Le couple numérique et énergie répond à deux problématiques : le numérique au service de l’optimisation énergétique et l’efficacité énergétique d’un numérique énergivore. Avec l’avènement du numérique et des objets connectés, terminaux, réseaux télécoms, fabrication des matériels informatiques et datas centers consomment déjà 10 % de l’électricité mondiale selon les calculs du cabinet Digital Power Group. Il prédit également le doublement de cette consommation dans les 10 à 20 ans.
RÉCUPÉRER L’ÉNERGIE PARTOUT OÙ ELLE SE NICHE
Jean-Marie Bonnin, enseignant-chercheur à Télécom Bretagne travaille sur les réseaux au service de l’énergie dans la ville. « Je m’intéresse aux protocoles de communication pour la gestion de l’énergie entre les véhicules électriques et les smart grids. » Son objectif est de permettre la mise à disposition de l’énergie stockée dans les batteries du véhicule à son environnement. Pour optimiser ce transfert, le véhicule doit connaître les besoins de son environnement, et donc communiquer avec lui. « Ces communications se font dans le contexte des smart grids, des réseaux intelligents. Ce transfert d’énergie peut intervenir lors des pics de consommation pour réduire l’abonnement, d’une panne de réseau au cours d’une tempête, en zone isolée pour une autonomie énergétique… »
« L’histoire est en train de s’écrire ! On ne pourra pas aller vers
la transition énergétique sans piloter les producteurs et les charges. »
PRENDRE LE RELAI DES ÉNERGIES RENOUVELABLES
La récupération d’énergie a aussi un lien avec les énergies renouvelables. « L’intérêt est de pouvoir stocker l’énergie pour la libérer lorsqu’une éolienne ou un panneau solaire n’en produit pas, souligne le professeur Bonnin. Les outils numériques déterminent quand décharger l’énergie en fonction des besoins, quels sont les stocks. » Par exemple, une auto électrique indique chaque soir combien d’énergie elle peut décharger dans le réseau d’une maison afin de prendre le relai d’un panneau solaire par définition inactif la nuit.
PILOTER DES MILLIONS DE PETITS PRODUCTEURS
De son côté Florent Cadoux, titulaire de la chaire smart grids de Grenoble INP, s’intéresse au pilotage des éléments qui se trouvent dans le réseau électrique. « La France dispose de 400 centrales électriques et d’une infrastructure réseau centralisée. Cela permet d’adapter la production en fonction de la consommation. » La multiplication des petits producteurs d’énergie renouvelable pose un nouveau problème. « Ils sont à la fois nombreux et dispersés sur le territoire.
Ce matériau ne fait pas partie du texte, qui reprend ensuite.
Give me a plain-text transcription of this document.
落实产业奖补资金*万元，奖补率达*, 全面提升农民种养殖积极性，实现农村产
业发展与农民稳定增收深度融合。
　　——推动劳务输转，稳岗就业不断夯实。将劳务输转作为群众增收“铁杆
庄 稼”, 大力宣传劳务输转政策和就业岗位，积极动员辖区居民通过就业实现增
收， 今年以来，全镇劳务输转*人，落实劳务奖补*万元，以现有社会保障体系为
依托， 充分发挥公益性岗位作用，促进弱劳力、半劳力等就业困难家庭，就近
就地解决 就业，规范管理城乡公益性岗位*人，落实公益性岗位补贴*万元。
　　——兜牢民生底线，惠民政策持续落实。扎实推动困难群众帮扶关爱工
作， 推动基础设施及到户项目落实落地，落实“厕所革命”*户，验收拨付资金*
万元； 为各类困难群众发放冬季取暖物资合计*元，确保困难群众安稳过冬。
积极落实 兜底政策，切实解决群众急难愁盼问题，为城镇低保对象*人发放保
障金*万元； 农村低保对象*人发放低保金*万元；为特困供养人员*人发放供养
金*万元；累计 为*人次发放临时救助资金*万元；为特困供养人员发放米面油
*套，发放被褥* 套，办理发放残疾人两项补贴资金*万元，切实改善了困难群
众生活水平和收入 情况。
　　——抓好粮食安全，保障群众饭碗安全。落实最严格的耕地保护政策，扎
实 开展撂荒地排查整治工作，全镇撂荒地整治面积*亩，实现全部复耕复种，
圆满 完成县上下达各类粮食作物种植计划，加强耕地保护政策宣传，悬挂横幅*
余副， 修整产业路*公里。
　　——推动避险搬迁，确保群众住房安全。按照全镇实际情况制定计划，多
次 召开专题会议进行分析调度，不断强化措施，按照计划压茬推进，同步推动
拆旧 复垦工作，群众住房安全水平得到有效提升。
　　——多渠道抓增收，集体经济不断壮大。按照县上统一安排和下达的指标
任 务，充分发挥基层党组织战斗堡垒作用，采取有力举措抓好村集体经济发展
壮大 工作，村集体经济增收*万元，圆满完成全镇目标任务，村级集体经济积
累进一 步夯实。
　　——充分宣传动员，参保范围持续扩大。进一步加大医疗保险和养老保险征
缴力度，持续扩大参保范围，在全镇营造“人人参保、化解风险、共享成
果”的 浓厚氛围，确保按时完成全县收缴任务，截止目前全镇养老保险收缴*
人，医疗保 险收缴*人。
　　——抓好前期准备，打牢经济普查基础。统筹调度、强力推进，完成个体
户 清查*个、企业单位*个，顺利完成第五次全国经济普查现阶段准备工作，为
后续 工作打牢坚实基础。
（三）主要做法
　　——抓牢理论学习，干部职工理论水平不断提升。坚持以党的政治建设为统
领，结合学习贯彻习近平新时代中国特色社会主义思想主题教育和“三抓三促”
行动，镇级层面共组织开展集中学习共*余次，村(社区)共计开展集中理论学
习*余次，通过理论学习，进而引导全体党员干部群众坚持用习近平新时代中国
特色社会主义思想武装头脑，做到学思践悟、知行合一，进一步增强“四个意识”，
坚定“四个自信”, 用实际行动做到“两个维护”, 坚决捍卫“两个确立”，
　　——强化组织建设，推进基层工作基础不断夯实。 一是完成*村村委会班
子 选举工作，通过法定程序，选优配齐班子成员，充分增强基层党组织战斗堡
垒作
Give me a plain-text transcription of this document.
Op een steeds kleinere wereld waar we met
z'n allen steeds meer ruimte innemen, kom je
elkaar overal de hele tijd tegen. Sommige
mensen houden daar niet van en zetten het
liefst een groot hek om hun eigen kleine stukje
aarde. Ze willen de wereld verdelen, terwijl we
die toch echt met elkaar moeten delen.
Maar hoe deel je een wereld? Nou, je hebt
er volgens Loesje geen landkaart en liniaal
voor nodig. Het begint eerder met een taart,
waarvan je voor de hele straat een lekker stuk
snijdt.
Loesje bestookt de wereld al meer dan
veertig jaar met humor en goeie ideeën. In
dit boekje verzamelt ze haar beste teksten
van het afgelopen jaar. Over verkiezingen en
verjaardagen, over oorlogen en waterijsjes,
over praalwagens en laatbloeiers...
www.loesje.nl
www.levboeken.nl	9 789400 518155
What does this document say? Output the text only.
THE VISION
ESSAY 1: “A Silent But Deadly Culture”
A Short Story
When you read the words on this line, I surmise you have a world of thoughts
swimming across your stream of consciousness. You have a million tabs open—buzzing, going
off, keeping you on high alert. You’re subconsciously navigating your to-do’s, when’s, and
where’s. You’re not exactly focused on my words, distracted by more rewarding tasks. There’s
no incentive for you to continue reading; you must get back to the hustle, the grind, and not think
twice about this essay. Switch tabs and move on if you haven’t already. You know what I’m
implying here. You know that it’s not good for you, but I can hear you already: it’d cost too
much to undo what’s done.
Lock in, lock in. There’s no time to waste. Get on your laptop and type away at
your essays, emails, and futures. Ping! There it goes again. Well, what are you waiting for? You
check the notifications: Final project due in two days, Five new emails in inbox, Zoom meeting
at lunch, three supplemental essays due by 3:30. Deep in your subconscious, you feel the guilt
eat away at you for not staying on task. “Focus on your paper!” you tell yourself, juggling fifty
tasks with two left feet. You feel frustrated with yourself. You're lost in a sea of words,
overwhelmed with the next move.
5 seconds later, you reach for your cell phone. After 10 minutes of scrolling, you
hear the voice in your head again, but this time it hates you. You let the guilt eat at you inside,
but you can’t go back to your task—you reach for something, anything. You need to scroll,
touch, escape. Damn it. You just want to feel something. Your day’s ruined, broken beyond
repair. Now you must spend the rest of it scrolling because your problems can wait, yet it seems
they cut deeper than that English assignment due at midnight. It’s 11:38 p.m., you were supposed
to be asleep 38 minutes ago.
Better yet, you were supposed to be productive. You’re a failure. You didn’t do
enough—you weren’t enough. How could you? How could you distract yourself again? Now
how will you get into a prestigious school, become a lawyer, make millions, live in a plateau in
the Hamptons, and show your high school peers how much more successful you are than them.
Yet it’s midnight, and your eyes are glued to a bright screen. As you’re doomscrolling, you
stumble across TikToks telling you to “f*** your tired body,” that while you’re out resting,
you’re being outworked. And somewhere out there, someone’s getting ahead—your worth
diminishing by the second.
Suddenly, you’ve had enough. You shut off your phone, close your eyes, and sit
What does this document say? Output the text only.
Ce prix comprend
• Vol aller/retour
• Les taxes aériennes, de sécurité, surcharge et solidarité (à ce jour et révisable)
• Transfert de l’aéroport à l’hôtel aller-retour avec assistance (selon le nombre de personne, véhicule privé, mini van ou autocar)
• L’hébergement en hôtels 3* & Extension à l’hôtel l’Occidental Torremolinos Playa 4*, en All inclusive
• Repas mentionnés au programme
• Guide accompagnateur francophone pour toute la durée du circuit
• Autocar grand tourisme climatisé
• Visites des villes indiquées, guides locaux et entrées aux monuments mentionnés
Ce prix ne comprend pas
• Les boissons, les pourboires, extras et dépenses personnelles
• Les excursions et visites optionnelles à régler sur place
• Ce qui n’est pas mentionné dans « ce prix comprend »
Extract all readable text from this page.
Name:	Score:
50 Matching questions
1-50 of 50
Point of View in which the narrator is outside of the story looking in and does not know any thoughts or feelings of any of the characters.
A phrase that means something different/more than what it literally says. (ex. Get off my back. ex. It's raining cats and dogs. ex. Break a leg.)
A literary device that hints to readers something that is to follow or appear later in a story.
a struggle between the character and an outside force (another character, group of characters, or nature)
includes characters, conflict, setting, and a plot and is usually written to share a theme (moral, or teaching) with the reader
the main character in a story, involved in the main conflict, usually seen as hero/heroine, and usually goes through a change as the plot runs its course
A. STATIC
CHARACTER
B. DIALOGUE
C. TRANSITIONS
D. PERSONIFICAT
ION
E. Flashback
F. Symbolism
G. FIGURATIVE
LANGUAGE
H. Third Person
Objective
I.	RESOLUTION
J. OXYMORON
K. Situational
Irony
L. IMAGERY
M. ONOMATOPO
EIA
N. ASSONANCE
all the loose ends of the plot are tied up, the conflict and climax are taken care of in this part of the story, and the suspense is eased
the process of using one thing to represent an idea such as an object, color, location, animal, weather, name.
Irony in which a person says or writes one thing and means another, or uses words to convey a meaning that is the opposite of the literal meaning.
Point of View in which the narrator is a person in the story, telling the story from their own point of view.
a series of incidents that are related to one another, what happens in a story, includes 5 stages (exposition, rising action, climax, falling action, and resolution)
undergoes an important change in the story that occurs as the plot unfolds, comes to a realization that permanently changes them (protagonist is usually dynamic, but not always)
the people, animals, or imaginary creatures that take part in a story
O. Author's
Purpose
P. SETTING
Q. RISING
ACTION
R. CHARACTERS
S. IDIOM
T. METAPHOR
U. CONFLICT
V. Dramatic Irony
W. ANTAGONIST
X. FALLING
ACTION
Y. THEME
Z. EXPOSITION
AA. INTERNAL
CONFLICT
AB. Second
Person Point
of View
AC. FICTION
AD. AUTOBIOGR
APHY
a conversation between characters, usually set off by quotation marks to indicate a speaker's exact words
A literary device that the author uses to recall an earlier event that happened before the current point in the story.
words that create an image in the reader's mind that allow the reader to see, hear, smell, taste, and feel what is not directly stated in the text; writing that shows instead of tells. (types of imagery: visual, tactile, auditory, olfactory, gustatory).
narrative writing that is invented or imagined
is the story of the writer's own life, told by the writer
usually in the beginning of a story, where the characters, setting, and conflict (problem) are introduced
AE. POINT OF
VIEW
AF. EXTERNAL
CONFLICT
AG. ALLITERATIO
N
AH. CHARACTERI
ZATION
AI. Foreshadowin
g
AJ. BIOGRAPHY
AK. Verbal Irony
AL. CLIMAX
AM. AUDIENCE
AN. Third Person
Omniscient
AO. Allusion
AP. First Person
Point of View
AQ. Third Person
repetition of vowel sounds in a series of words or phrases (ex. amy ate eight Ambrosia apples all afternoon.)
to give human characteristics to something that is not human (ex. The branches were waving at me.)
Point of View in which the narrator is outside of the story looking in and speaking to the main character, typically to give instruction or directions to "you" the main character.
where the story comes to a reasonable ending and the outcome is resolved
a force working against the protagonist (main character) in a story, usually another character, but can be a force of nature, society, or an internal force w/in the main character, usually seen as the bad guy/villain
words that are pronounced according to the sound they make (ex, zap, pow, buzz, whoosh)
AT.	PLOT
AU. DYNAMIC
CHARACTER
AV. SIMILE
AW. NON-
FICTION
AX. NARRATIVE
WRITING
Si l’on souhaite les piloter, il faut déployer une infrastructure complexe et donc onéreuse. On ne pourra pas aller vers la transition énergétique sans piloter les producteurs et les charges. »
UN RÉSEAU SOUS-DIMENSIONNÉ
De plus, l’infrastructure des câbles entre producteurs et consommateurs est limitée. « La capacité de puissance a été dimensionnée pour des besoins d’il y a plusieurs dizaines d’années », explique Florent Cadoux. Les nouveaux usages engendrent des flux pour lequel le réseau n’est pas adapté. « La congestion du réseau nécessite de nouveaux équipements, couteux et dont la fabrication est polluante. » Là encore le pilotage fin pour adapter la production à la consommation via des réseaux intelligents s’impose.
SÉCURISER LES DONNÉES
Qui dit réseaux communicants, dit récupération de données et pose la question de leur sécurité et confidentialité. « Un thermostat s’appuie sur des données captées ou que vous aurez renseignées pour réguler la température de votre habitation, comme vos créneaux d’absence, illustre J-M. Bonnin. On imagine les dérives commerciales ou frauduleuses de l’usage de telles informations. » D’autant plus qu’avec le machine learning, le système apprend les habitudes de l’usager ! « Le risque de hacking est aussi réel, ajoute le professeur Cadoux. Par exemple pour prendre le contrôle d’un réseau et couper le courant. »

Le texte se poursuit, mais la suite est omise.